Dans une première étude, les chercheurs ont comparé un analgésique avec un placebo. Toutefois, pour un des groupes recevant le placebo, les chercheurs ont ajouté un médicament qui a pour effet d’assécher la bouche. Ceci faisait en sorte que ces participants croyaient être dans le groupe recevant le vrai traitement analgésique expérimental. Ainsi, ils savaient que la réponse normalement attendue d’un tel traitement est le soulagement. Les résultats montrent justement que les participants du groupe placebo étaient tout autant soulagés que le groupe recevant le traitement analgésique véritable : https://www.ncbi.nlm.nih.gov/pubmed/28178072 Comme quoi les attentes qu’on a envers nous peuvent influencer notre façon de répondre…
Dans une deuxième étude, les chercheurs ont comparé cette fois un antidépresseur et un placebo actif. Or les résultats sont encore très intrigants. Une fois de plus, le placebo actif provoque des effets reconnaissables pour le participant, mais le placebo ne contient pourtant aucun produit thérapeutique. Les participants du groupe placebo croient ainsi recevoir l’antidépresseur réel. Les participants s’attendent ainsi à être soulagés de leurs symptômes dépressifs. Or, les résultats indiquent que la différence entre l’effet de l’antidépresseur et le placebo actif est petite :
https://www.raggeduniversity.co.uk/wp-content/uploads/2016/11/CD003012.pdf
Ces résultats surprenants bousculent nos convictions et on ne veut pas y croire. Toutefois, une nouvelle méta-analyse dans une revue scientifique de qualité indique que l’effet des antidépresseurs n’est pas cliniquement significatif : https://www.ncbi.nlm.nih.gov/pubmed/28178949
Or, je suis certain qu’il y a plusieurs patients recevant ces traitements qui disent aux cliniciens qu’ils se sentent bien grâce à ces médicaments. Je suis certain qu’ils le communiquent avec conviction. Ainsi, pour ces cliniciens, ils sont certains que le médicament a des effets positifs. C’est pour cela que lorsque des résultats de recherche indiquent le contraire de ce qu’ils observent en pratique, ils préfèrent croire leurs patients que de baser leur pratique sur la science. Qui plus est, si la science vient remettre en question une pratique établie, ce sera très difficile de faire changer les choses.

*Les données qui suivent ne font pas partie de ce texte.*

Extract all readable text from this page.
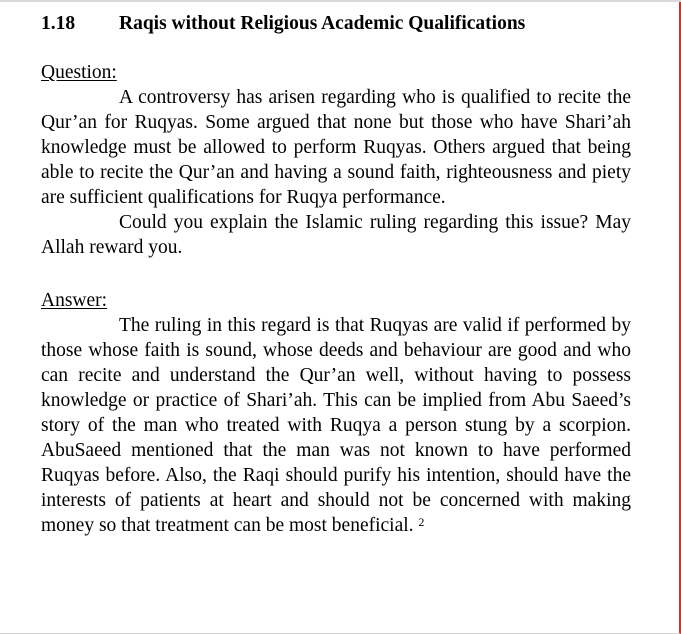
1.18 Raqis without Religious Academic Qualifications
Question:

A controversy has arisen regarding who is qualified to recite the Qur’an for Ruqyas. Some argued that none but those who have Shari’ah knowledge must be allowed to perform Ruqyas. Others argued that being able to recite the Qur’an and having a sound faith, righteousness and piety are sufficient qualifications for Ruqya performance.

Could you explain the Islamic ruling regarding this issue? May Allah reward you.

Answer:

The ruling in this regard is that Ruqyas are valid if performed by those whose faith is sound, whose deeds and behaviour are good and who can recite and understand the Qur’an well, without having to possess knowledge or practice of Shari’ah. This can be implied from Abu Saeed’s story of the man who treated with Ruqya a person stung by a scorpion. AbuSaeed mentioned that the man was not known to have performed Ruqyas before. Also, the Raqi should purify his intention, should have the interests of patients at heart and should not be concerned with making money so that treatment can be most beneficial. $^2$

À titre d’exemple, un traitement longtemps utilisé aux soins intensifs (kétamine) est maintenant remis en question en raison d’une étude scientifique multicentrique. Ce traitement était donné pour contrer le delirium et la douleur, mais finalement, une étude du Lancet montre qu’il ne s’avère pas efficace : https://medicine.wustl.edu/news/drug-believed-reduce-postoperative-pain-delirium-neither/ Pourtant tous les cliniciens étaient convaincus de l'efficacité de ce produit.
Il est possible que certains cliniciens diront qu’il ne faut pas diffuser les résultats cités concernant les antidépresseurs par peur que des patients cessent leurs traitements. Or, j’encourage plutôt les cliniciens à prendre le virage du « patient-partenaire » dans une relation égalitaire visant à prendre des décisions partagées. Il a été démontré que ceci améliorait la qualité des soins et les décisions cliniques des professionnels. Nous sommes chanceux, car nous avons au Québec des sommités mondiales dans ce domaine!

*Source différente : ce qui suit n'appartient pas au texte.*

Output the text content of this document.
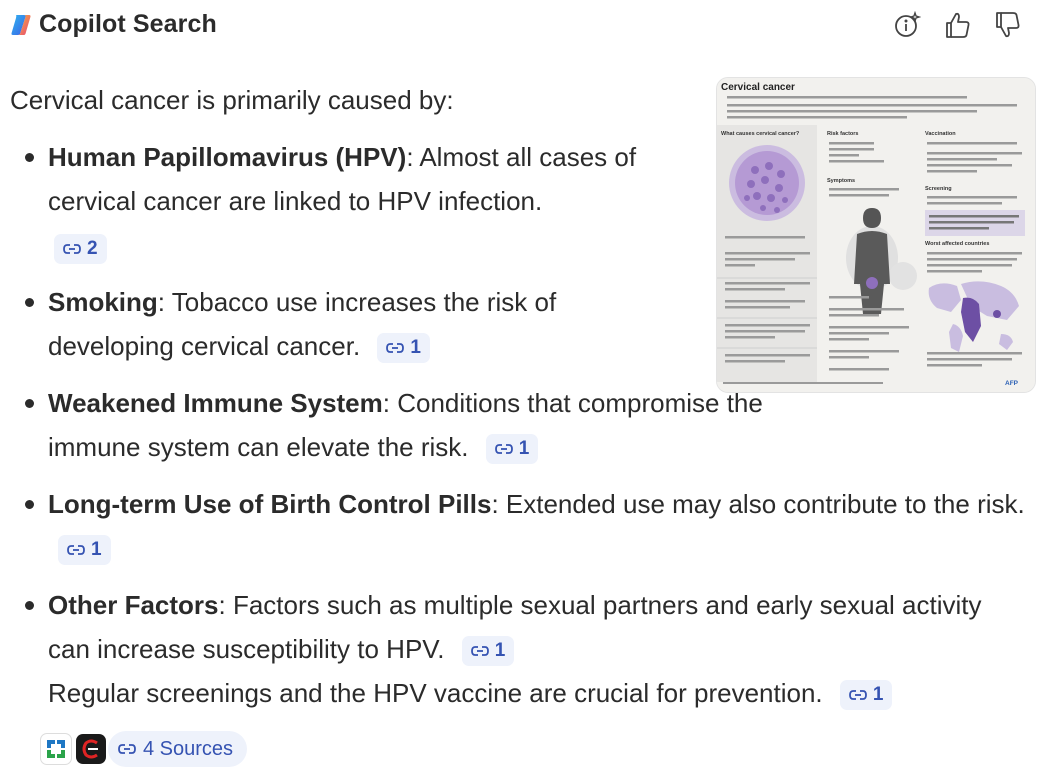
Copilot Search
Cervical cancer
What causes cervical cancer?	Risk factors
Symptoms
Vaccination
Screening
Worst affected countries
AFP

Cervical cancer is primarily caused by:

Human Papillomavirus (HPV): Almost all cases of cervical cancer are linked to HPV infection.

2
Smoking: Tobacco use increases the risk of developing cervical cancer.	1
Weakened Immune System: Conditions that compromise the immune system can elevate the risk.	1
Long-term Use of Birth Control Pills: Extended use may also contribute to the risk.
1
Other Factors: Factors such as multiple sexual partners and early sexual activity can increase susceptibility to HPV.	1

Regular screenings and the HPV vaccine are crucial for prevention.	1
4 Sources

http://www.decision.chaire.fmed.ulaval.ca/accueil/
http://www.decisionbox.ulaval.ca/fileadmin/documents/decisionbox/document/fr_DBox.inhibitor.cholinesterase.pdf
http://www.boitedecision.ulaval.ca/index.php?id=810&L=0
http://www.cfp.ca/content/63/9/e377.long
En bref, il faut que les décisions cliniques soient prises en partenariat avec les patients en les informant le plus clairement possible sur les avantages et inconvénients des traitements offerts. Il faut retenir aussi que l’expérience clinique et la réaction des patients aux divers traitements prodigués comportent aussi des biais. Les patients peuvent nous induire en erreur dans notre appréciation de l’efficacité d’un traitement. C’est à ce moment que la science peut venir nous aider!